Why is it that my Linux server at home with one power supply, one network interface and one hard disk has 100% availability over the past 3 years? Why is it that many business critical systems with N+1 fault tolerance struggle to reach even 99.9% uptime?

reliability versus complexity

Of course there are lots of reasons:  demand profile, number of changes, human error, and just plain luck that the single hard drive in that machine has not failed yet.

However, it often appears, that complex ‘high availability’ solutions are not necessarily more reliable.

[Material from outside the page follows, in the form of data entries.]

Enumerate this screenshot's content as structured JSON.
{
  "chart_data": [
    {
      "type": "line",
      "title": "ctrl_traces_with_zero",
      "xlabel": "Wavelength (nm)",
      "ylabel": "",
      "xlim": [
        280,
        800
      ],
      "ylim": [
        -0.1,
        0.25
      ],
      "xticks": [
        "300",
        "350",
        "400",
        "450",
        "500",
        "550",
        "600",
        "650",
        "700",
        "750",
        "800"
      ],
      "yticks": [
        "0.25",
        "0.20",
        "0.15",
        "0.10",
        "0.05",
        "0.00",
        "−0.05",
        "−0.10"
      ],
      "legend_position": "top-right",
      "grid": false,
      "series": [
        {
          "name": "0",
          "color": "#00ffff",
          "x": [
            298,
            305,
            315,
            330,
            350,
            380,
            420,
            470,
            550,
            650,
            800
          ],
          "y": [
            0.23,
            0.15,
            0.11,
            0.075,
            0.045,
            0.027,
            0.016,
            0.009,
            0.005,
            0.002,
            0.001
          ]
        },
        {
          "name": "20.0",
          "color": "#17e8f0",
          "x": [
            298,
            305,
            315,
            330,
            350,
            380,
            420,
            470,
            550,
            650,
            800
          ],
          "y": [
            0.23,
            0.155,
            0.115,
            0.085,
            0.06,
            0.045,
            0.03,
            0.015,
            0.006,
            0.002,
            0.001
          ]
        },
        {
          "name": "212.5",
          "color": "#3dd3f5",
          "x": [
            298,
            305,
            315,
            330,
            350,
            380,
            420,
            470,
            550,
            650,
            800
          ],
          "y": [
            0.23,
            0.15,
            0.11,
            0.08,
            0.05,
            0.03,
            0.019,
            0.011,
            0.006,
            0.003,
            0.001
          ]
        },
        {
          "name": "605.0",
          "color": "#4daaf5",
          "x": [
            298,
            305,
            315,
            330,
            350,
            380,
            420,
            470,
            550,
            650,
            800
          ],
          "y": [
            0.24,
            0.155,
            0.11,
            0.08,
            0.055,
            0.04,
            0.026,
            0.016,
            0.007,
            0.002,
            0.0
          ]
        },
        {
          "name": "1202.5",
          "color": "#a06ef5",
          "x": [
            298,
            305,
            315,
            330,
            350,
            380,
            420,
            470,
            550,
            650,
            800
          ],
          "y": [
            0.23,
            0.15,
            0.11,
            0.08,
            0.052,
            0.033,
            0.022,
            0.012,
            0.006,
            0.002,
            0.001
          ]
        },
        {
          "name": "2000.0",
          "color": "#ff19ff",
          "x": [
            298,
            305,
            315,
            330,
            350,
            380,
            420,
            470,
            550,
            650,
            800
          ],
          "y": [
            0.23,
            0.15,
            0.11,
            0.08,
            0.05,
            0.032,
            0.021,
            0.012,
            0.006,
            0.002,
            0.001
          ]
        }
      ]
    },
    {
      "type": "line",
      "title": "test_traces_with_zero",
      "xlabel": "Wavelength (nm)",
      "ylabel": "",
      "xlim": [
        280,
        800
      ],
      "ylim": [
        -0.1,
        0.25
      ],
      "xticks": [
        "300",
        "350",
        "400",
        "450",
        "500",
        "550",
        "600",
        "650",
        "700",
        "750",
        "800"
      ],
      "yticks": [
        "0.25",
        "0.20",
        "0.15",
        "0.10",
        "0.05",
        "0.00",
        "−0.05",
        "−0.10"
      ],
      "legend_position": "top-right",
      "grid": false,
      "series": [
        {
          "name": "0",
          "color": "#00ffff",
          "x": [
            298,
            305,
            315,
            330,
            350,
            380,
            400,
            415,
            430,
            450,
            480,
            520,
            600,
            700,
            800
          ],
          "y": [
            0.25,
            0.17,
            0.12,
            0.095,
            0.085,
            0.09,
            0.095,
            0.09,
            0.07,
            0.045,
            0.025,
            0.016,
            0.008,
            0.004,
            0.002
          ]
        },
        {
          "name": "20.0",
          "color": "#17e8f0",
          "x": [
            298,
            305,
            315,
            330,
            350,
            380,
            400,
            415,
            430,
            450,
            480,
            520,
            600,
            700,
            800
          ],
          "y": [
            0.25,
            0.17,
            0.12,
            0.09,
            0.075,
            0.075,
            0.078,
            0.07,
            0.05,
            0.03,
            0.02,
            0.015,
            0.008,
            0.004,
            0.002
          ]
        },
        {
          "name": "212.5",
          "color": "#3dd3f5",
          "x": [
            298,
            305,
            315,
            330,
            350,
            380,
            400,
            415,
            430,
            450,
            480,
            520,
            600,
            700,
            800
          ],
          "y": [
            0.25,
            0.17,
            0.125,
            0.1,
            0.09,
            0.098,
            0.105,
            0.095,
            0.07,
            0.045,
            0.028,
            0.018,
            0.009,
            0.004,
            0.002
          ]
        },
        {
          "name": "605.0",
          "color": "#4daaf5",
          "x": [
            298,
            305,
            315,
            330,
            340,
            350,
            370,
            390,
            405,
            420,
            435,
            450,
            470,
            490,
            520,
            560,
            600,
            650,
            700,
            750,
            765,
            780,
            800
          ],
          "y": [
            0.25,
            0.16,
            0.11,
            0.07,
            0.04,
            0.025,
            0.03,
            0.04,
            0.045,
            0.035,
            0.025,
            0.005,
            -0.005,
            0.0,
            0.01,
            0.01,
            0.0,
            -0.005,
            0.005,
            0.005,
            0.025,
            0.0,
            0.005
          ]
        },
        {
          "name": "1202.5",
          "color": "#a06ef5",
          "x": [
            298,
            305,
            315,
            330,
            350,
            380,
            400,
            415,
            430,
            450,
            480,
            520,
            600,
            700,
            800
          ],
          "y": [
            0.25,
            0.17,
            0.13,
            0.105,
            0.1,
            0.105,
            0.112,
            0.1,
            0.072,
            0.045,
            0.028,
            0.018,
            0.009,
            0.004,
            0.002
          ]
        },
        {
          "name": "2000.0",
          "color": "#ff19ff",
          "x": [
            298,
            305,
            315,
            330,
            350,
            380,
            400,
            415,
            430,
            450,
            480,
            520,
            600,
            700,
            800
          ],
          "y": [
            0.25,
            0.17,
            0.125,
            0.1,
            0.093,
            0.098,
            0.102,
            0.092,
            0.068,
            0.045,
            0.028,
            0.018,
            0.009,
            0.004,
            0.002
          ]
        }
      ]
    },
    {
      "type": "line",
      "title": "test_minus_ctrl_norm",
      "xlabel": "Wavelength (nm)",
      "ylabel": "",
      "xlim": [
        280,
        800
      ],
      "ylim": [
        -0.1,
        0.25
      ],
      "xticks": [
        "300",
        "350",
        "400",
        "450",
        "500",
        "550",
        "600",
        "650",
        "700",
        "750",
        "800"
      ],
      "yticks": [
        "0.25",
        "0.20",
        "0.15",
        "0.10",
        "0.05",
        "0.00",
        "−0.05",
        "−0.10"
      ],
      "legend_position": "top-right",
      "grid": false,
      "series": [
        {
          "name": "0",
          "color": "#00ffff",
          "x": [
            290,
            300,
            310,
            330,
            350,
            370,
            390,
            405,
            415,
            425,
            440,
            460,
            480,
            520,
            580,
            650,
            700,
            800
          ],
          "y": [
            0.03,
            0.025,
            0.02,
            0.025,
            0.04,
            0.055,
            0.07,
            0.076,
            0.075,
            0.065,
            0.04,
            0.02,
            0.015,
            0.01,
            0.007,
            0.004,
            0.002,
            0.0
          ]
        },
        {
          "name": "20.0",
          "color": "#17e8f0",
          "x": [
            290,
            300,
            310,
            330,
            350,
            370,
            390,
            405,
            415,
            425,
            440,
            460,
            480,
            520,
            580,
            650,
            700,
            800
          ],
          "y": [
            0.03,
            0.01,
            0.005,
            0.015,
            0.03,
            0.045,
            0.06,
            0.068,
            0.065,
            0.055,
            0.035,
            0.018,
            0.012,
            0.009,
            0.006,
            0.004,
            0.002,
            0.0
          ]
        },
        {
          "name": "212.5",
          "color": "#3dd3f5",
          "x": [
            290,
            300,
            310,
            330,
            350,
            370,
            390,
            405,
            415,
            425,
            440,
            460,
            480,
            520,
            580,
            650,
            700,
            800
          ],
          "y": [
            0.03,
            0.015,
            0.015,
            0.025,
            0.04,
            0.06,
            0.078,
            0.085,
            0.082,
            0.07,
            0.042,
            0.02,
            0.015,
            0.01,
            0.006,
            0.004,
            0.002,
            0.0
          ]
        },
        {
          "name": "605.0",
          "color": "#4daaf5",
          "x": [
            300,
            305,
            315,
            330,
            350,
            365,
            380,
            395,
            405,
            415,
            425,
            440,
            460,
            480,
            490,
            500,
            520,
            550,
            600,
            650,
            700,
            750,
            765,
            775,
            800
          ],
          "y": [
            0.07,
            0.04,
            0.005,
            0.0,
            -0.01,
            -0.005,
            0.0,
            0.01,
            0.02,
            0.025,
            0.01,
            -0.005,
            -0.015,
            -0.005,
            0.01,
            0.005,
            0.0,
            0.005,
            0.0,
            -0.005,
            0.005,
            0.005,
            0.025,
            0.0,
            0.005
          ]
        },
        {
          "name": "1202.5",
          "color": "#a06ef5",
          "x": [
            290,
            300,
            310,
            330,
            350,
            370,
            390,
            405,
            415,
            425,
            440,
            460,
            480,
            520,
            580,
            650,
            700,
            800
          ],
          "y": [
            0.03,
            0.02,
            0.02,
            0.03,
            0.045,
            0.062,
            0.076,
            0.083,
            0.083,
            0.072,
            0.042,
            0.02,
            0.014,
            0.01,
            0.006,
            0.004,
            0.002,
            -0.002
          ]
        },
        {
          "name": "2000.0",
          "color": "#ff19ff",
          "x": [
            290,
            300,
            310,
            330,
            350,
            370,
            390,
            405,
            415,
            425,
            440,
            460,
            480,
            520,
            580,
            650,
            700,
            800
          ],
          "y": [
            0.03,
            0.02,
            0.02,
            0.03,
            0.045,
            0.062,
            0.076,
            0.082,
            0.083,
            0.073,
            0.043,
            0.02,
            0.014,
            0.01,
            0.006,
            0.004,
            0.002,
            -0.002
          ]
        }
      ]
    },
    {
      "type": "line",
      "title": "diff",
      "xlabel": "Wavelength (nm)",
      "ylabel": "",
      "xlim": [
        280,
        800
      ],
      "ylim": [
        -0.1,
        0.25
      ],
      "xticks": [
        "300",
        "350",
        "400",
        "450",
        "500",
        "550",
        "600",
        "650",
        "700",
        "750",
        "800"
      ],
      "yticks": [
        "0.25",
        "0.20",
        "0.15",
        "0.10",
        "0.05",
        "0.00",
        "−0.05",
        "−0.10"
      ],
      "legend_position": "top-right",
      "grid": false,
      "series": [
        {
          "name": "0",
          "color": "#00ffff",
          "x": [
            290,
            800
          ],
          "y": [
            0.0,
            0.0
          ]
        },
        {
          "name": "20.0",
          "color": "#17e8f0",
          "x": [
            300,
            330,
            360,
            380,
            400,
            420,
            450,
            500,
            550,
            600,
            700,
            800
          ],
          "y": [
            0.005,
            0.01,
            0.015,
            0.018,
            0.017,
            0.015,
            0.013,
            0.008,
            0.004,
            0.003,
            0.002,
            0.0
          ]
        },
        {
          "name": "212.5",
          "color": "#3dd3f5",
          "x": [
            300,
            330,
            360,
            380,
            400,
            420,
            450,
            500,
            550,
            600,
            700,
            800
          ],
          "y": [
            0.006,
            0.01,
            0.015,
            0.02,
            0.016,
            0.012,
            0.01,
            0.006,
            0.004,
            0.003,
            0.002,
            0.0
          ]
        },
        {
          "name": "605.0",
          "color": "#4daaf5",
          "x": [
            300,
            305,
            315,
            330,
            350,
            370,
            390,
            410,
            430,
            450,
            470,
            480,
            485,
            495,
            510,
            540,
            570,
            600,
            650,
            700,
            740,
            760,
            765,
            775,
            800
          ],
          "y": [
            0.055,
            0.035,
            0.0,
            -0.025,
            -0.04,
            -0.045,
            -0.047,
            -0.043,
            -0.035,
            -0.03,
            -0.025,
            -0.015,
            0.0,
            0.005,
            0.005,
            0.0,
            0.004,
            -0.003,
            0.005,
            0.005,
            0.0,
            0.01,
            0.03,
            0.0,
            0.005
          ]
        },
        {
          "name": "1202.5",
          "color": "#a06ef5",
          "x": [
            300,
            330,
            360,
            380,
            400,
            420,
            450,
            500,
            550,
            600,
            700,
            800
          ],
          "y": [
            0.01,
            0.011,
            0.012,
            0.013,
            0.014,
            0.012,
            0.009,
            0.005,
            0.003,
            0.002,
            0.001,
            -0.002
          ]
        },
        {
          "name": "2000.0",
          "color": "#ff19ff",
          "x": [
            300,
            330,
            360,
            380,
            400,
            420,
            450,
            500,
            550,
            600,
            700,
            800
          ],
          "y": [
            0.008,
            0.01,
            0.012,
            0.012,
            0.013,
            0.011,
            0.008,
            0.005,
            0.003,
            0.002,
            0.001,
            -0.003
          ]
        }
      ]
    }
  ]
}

The truth is that there is a difference between our perception of reliability and theoretical or calculated reliability.  We perceive the simple, single server as reliable on the basis that it has not yet failed. Whereas, as we add more hardware and software to provide more complex high availability solutions, it sometimes looks like we make matters worse. That’s because we have added more physical components that could fail and more software that needs to be properly configured and managed.

reliability versus time

The answer lies in looking at the problem with a time dimension. When complex systems are first installed, they often have teething issues. These can be configuration and set-up related, software/patch levels, new hardware can die after a short time in use, or operators do not yet fully understand how to run the new setup. Soon after any new installation there is often a dip in reliability, in some cases making the whole service worse than it was before!  Eventually, with hard work and perseverance the issues get sorted and the system becomes stable. You can speed up the route to stability by employing experts who have done it before or build reference platforms that are vendor tested, but in most cases it will not be zero.

No, complexity is not the enemy of reliability, we just need to make sure we have allowed for the bedding-in period and found a way to run in parallel before pressing ‘go’.

The real question is: Will you be forced to throw a system into live service before it is fully stable?